AS Lancarkan Serangan Baru ke Iran, Ketegangan di Selat Hormuz Kembali Memanas

AS
AS Lancarkan Serangan Baru ke Iran, Ketegangan di Selat Hormuz Kembali Memanas. (Foto: REUTERS)

BOGORTODAY.COM – Situasi keamanan di kawasan Teluk kembali menjadi sorotan setelah Amerika Serikat melancarkan serangkaian serangan militer terhadap sejumlah target di Iran pada Minggu malam (12/7/2026).

Operasi tersebut diklaim sebagai langkah untuk mengurangi kemampuan Iran dalam mengancam jalur pelayaran internasional di Selat Hormuz, salah satu rute perdagangan energi paling vital di dunia.

Komando Pusat Amerika Serikat (CENTCOM) menyatakan bahwa operasi dilakukan atas perintah Presiden Donald Trump. Serangan difokuskan pada berbagai fasilitas militer yang dinilai berkaitan dengan kemampuan pertahanan dan serangan Iran.

Puluhan Target Militer Diserang

Dalam keterangan resminya, CENTCOM menyebut telah menyerang puluhan sasaran menggunakan amunisi presisi tinggi. Target operasi meliputi sistem pertahanan udara, radar pantai, fasilitas rudal, infrastruktur drone, hingga kapal-kapal kecil yang diduga memiliki peran dalam aktivitas militer Iran.

BACA JUGA :  Benarkah Cokelat Baik untuk Jantung? Ini Penjelasan Ilmiahnya

Operasi kali ini juga disebut menjadi yang pertama menggunakan kombinasi berbagai platform tempur secara bersamaan.

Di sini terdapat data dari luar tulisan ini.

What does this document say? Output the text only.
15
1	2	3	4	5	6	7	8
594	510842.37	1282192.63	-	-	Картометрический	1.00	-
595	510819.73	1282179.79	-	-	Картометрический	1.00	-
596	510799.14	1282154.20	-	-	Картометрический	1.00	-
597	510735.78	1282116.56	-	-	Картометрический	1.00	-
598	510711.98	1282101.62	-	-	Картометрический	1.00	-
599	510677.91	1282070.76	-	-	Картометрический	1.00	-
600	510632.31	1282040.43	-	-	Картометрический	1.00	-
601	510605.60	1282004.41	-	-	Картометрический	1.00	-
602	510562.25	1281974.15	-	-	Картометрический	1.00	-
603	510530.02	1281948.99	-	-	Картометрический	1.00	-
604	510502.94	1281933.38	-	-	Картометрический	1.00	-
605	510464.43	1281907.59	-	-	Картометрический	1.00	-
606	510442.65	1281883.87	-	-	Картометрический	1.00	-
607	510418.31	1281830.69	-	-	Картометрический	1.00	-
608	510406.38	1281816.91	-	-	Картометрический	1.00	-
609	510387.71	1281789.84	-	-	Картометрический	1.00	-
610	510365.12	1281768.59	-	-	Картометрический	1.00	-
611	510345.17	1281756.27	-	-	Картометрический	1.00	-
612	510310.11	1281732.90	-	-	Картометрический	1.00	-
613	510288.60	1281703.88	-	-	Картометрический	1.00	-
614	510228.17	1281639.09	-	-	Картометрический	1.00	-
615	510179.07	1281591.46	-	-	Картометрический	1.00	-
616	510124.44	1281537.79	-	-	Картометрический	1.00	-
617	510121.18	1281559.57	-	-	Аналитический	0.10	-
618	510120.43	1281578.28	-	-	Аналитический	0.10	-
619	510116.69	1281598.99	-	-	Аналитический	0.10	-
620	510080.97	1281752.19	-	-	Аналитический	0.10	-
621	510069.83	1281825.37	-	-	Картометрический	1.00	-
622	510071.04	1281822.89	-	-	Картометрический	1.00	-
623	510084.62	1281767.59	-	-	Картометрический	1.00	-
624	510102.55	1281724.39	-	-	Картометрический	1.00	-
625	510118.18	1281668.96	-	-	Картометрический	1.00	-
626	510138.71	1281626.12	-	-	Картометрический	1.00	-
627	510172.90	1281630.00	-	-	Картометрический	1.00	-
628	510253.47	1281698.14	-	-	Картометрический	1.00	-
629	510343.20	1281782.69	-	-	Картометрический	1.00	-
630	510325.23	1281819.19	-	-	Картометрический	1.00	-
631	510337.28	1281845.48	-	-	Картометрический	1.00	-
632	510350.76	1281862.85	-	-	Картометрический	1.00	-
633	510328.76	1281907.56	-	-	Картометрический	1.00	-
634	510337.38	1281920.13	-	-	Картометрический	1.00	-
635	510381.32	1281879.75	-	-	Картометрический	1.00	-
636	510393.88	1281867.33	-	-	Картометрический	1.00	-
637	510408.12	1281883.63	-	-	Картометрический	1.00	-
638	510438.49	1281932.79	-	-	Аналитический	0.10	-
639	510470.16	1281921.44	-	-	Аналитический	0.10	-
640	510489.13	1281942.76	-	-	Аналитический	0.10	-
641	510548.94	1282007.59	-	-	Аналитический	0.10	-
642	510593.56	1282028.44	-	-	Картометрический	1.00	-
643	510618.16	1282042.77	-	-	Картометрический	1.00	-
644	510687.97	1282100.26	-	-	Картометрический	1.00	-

Amerika mengerahkan pesawat tempur, kapal perang, drone udara sekali pakai (one-way attack drone), serta drone laut untuk mendukung serangan.

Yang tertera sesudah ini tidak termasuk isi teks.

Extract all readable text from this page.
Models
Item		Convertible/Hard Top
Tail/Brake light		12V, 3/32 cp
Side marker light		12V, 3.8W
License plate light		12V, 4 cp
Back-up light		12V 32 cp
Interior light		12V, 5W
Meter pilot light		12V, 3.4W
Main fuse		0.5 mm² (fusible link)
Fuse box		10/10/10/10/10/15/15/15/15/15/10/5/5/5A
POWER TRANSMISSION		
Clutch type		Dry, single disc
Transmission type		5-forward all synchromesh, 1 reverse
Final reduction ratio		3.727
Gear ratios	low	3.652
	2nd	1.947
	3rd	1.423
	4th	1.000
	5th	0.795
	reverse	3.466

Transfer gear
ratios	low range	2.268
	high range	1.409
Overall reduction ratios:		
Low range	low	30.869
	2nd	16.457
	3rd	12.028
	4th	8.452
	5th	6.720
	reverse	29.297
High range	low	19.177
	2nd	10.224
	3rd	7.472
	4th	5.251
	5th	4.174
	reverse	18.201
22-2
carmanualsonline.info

Media Iran melaporkan sejumlah ledakan terdengar di beberapa wilayah, termasuk Bandar Abbas dan Bushehr yang memiliki nilai strategis bagi pertahanan negara tersebut.

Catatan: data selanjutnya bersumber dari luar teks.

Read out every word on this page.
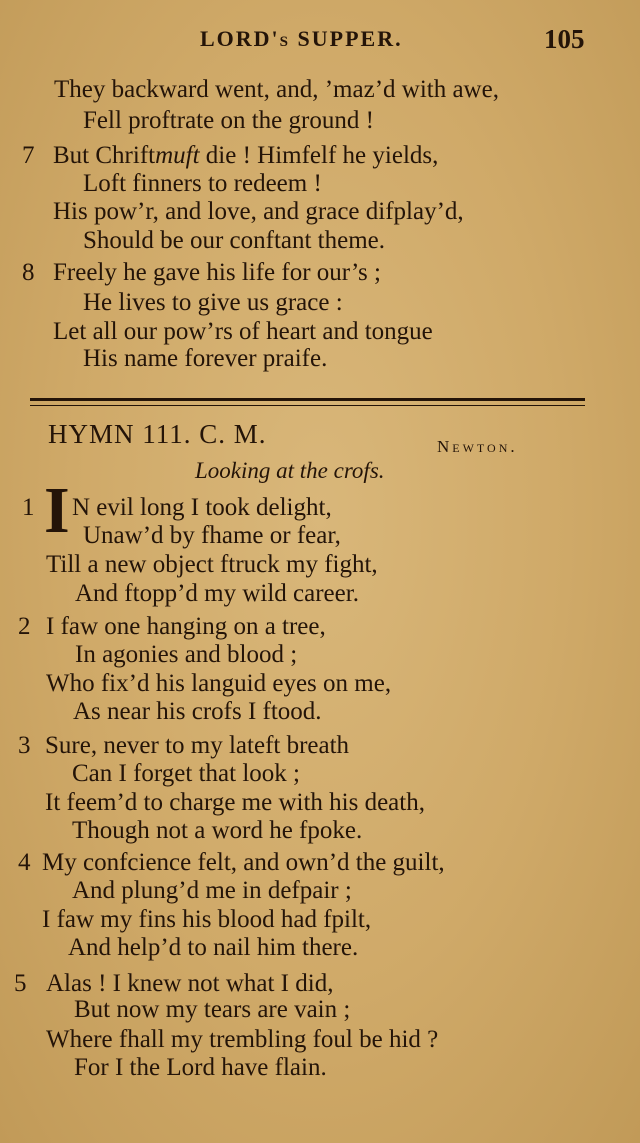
LORD's SUPPER.	105
They backward went, and, ’maz’d with awe,
Fell proftrate on the ground !
7 But Chriftmuft die ! Himfelf he yields,
Loft finners to redeem !
His pow’r, and love, and grace difplay’d,
Should be our conftant theme.
8 Freely he gave his life for our’s ;
He lives to give us grace :
Let all our pow’rs of heart and tongue
His name forever praife.
HYMN 111. C. M.	Newton.
Looking at the crofs.
1 I N evil long I took delight,
Unaw’d by fhame or fear,
Till a new object ftruck my fight,
And ftopp’d my wild career.
2 I faw one hanging on a tree,
In agonies and blood ;
Who fix’d his languid eyes on me,
As near his crofs I ftood.
3 Sure, never to my lateft breath
Can I forget that look ;
It feem’d to charge me with his death,
Though not a word he fpoke.
4 My confcience felt, and own’d the guilt,
And plung’d me in defpair ;
I faw my fins his blood had fpilt,
And help’d to nail him there.
5 Alas ! I knew not what I did,
But now my tears are vain ;
Where fhall my trembling foul be hid ?
For I the Lord have flain.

AS Tegaskan Selat Hormuz Harus Tetap Terbuka

Washington menegaskan bahwa Selat Hormuz merupakan jalur pelayaran internasional yang tidak berada di bawah kendali Iran, meskipun negara itu berbatasan langsung dengan kawasan tersebut.

BACA JUGA :  Belgia Unggul 2-1 atas Amerika Serikat pada Babak Pertama 16 Besar Piala Dunia 2026

Menurut CENTCOM, keberadaan pasukan Amerika di kawasan bertujuan menjaga kebebasan navigasi bagi kapal-kapal dagang internasional di tengah meningkatnya ancaman terhadap aktivitas pelayaran.

Amerika juga menuduh Teheran terus melakukan intimidasi dan tindakan yang dinilai mengganggu keamanan maritim di kawasan Teluk.

Iran Sebut Serangan Gagalkan Upaya Diplomasi

Pemerintah Iran mengecam keras aksi militer terbaru Amerika Serikat. Kementerian Luar Negeri Iran menilai serangan tersebut telah merusak berbagai upaya diplomatik yang selama beberapa bulan terakhir dilakukan untuk meredakan ketegangan.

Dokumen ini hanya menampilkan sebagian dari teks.